Output Stage of an Op Amp and its Voltage Transfer Characteristics:
The output stage of an op amp is another requirement which should have very small output impedance and provide the external load current so that large output voltage swing is obtained.
The output of an op-amp is the voltage measured at the output of this final stage which is usually a push-pull complementary amplifier, as shown in Fig. 20.64.
When positive cycle of input voltage Vin arrives, Q1 behaves as current supplier to load RL and Q2 is off.
When negative cycle of Vin arrives, Q1 is off, Q2 acts as a sink to remove current from the load, (it decreases the load current).
But the circuit bears crossover distortion when Vin = 0 (when voltage swings from positive to negative).
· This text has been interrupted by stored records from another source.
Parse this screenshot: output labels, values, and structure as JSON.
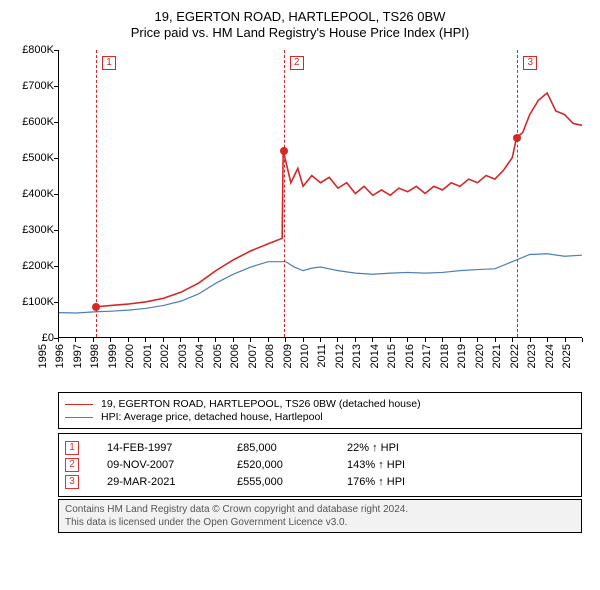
{
  "title_line1": "19, EGERTON ROAD, HARTLEPOOL, TS26 0BW",
  "title_line2": "Price paid vs. HM Land Registry's House Price Index (HPI)",
  "chart": {
    "type": "line",
    "background_color": "#ffffff",
    "axis_color": "#000000",
    "ylim": [
      0,
      800000
    ],
    "ytick_step": 100000,
    "ytick_labels": [
      "£0",
      "£100K",
      "£200K",
      "£300K",
      "£400K",
      "£500K",
      "£600K",
      "£700K",
      "£800K"
    ],
    "xlim": [
      1995,
      2025
    ],
    "xtick_step": 1,
    "xtick_labels": [
      "1995",
      "1996",
      "1997",
      "1998",
      "1999",
      "2000",
      "2001",
      "2002",
      "2003",
      "2004",
      "2005",
      "2006",
      "2007",
      "2008",
      "2009",
      "2010",
      "2011",
      "2012",
      "2013",
      "2014",
      "2015",
      "2016",
      "2017",
      "2018",
      "2019",
      "2020",
      "2021",
      "2022",
      "2023",
      "2024",
      "2025"
    ],
    "label_fontsize": 11,
    "series": [
      {
        "name": "price_paid",
        "color": "#d62728",
        "line_width": 1.6,
        "points": [
          [
            1997.12,
            85000
          ],
          [
            1997.3,
            85000
          ],
          [
            1998,
            88000
          ],
          [
            1999,
            92000
          ],
          [
            2000,
            98000
          ],
          [
            2001,
            108000
          ],
          [
            2002,
            125000
          ],
          [
            2003,
            150000
          ],
          [
            2004,
            185000
          ],
          [
            2005,
            215000
          ],
          [
            2006,
            240000
          ],
          [
            2007,
            260000
          ],
          [
            2007.8,
            275000
          ],
          [
            2007.86,
            520000
          ],
          [
            2008.3,
            430000
          ],
          [
            2008.7,
            470000
          ],
          [
            2009,
            420000
          ],
          [
            2009.5,
            450000
          ],
          [
            2010,
            430000
          ],
          [
            2010.5,
            445000
          ],
          [
            2011,
            415000
          ],
          [
            2011.5,
            430000
          ],
          [
            2012,
            400000
          ],
          [
            2012.5,
            420000
          ],
          [
            2013,
            395000
          ],
          [
            2013.5,
            410000
          ],
          [
            2014,
            395000
          ],
          [
            2014.5,
            415000
          ],
          [
            2015,
            405000
          ],
          [
            2015.5,
            420000
          ],
          [
            2016,
            400000
          ],
          [
            2016.5,
            420000
          ],
          [
            2017,
            410000
          ],
          [
            2017.5,
            430000
          ],
          [
            2018,
            420000
          ],
          [
            2018.5,
            440000
          ],
          [
            2019,
            430000
          ],
          [
            2019.5,
            450000
          ],
          [
            2020,
            440000
          ],
          [
            2020.5,
            465000
          ],
          [
            2021,
            500000
          ],
          [
            2021.24,
            555000
          ],
          [
            2021.6,
            570000
          ],
          [
            2022,
            620000
          ],
          [
            2022.5,
            660000
          ],
          [
            2023,
            680000
          ],
          [
            2023.5,
            630000
          ],
          [
            2024,
            620000
          ],
          [
            2024.5,
            595000
          ],
          [
            2025,
            590000
          ]
        ]
      },
      {
        "name": "hpi",
        "color": "#4a7fb8",
        "line_width": 1.2,
        "points": [
          [
            1995,
            68000
          ],
          [
            1996,
            67000
          ],
          [
            1997,
            70000
          ],
          [
            1998,
            72000
          ],
          [
            1999,
            75000
          ],
          [
            2000,
            80000
          ],
          [
            2001,
            88000
          ],
          [
            2002,
            100000
          ],
          [
            2003,
            120000
          ],
          [
            2004,
            150000
          ],
          [
            2005,
            175000
          ],
          [
            2006,
            195000
          ],
          [
            2007,
            210000
          ],
          [
            2008,
            210000
          ],
          [
            2008.5,
            195000
          ],
          [
            2009,
            185000
          ],
          [
            2009.5,
            192000
          ],
          [
            2010,
            195000
          ],
          [
            2010.5,
            190000
          ],
          [
            2011,
            185000
          ],
          [
            2012,
            178000
          ],
          [
            2013,
            175000
          ],
          [
            2014,
            178000
          ],
          [
            2015,
            180000
          ],
          [
            2016,
            178000
          ],
          [
            2017,
            180000
          ],
          [
            2018,
            185000
          ],
          [
            2019,
            188000
          ],
          [
            2020,
            190000
          ],
          [
            2021,
            210000
          ],
          [
            2022,
            230000
          ],
          [
            2023,
            232000
          ],
          [
            2024,
            225000
          ],
          [
            2025,
            228000
          ]
        ]
      }
    ],
    "event_lines": [
      {
        "x": 1997.12,
        "num": "1",
        "dot_y": 85000
      },
      {
        "x": 2007.86,
        "num": "2",
        "dot_y": 520000
      },
      {
        "x": 2021.24,
        "num": "3",
        "dot_y": 555000
      }
    ],
    "event_line_color": "#d62728",
    "marker_box_border": "#d62728",
    "data_point_color": "#d62728"
  },
  "legend": {
    "items": [
      {
        "color": "#d62728",
        "width": 1.6,
        "label": "19, EGERTON ROAD, HARTLEPOOL, TS26 0BW (detached house)"
      },
      {
        "color": "#4a7fb8",
        "width": 1.2,
        "label": "HPI: Average price, detached house, Hartlepool"
      }
    ]
  },
  "sales": [
    {
      "num": "1",
      "date": "14-FEB-1997",
      "price": "£85,000",
      "pct": "22% ↑ HPI"
    },
    {
      "num": "2",
      "date": "09-NOV-2007",
      "price": "£520,000",
      "pct": "143% ↑ HPI"
    },
    {
      "num": "3",
      "date": "29-MAR-2021",
      "price": "£555,000",
      "pct": "176% ↑ HPI"
    }
  ],
  "footer_line1": "Contains HM Land Registry data © Crown copyright and database right 2024.",
  "footer_line2": "This data is licensed under the Open Government Licence v3.0."
}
To reduce this problem of getting Vin = VBE = 0.7 V when it should be zero, we provide a constant dc bias voltage between the two bases so that small current exists in quiescent condition. For this, two diodes D1 and D2 are connected, as shown in Fig. 20.64 (b).
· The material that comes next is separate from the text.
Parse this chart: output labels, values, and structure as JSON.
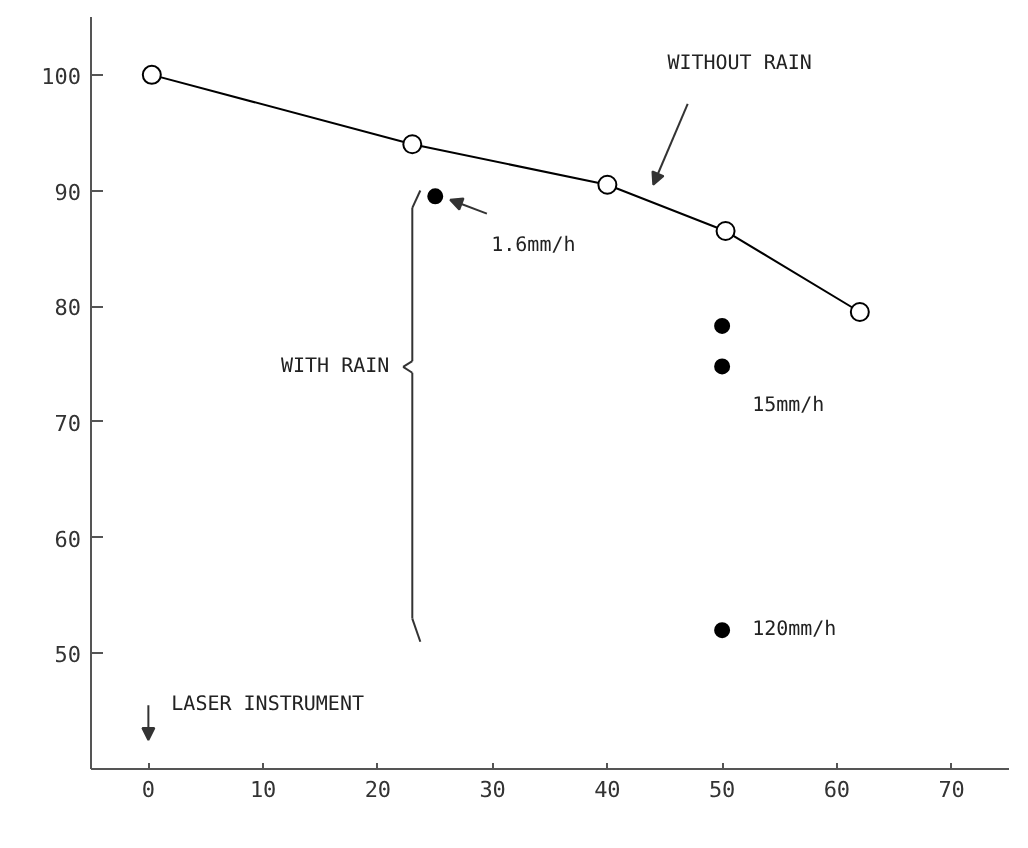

The transfer characteristics shows that if Vin = 0, Vout ≠ 0. Here, Vin is obtained from level shifter, we can have Vout = 0 with Vin = 0 by making quiescent value of Vin = -VBE2.
Figure 20.66 can also reduce the crossover distortion. The output voltage is about 1.1 V between two bases. Here both transistors Q1 and Q2 conduct slightly under quiescent condition.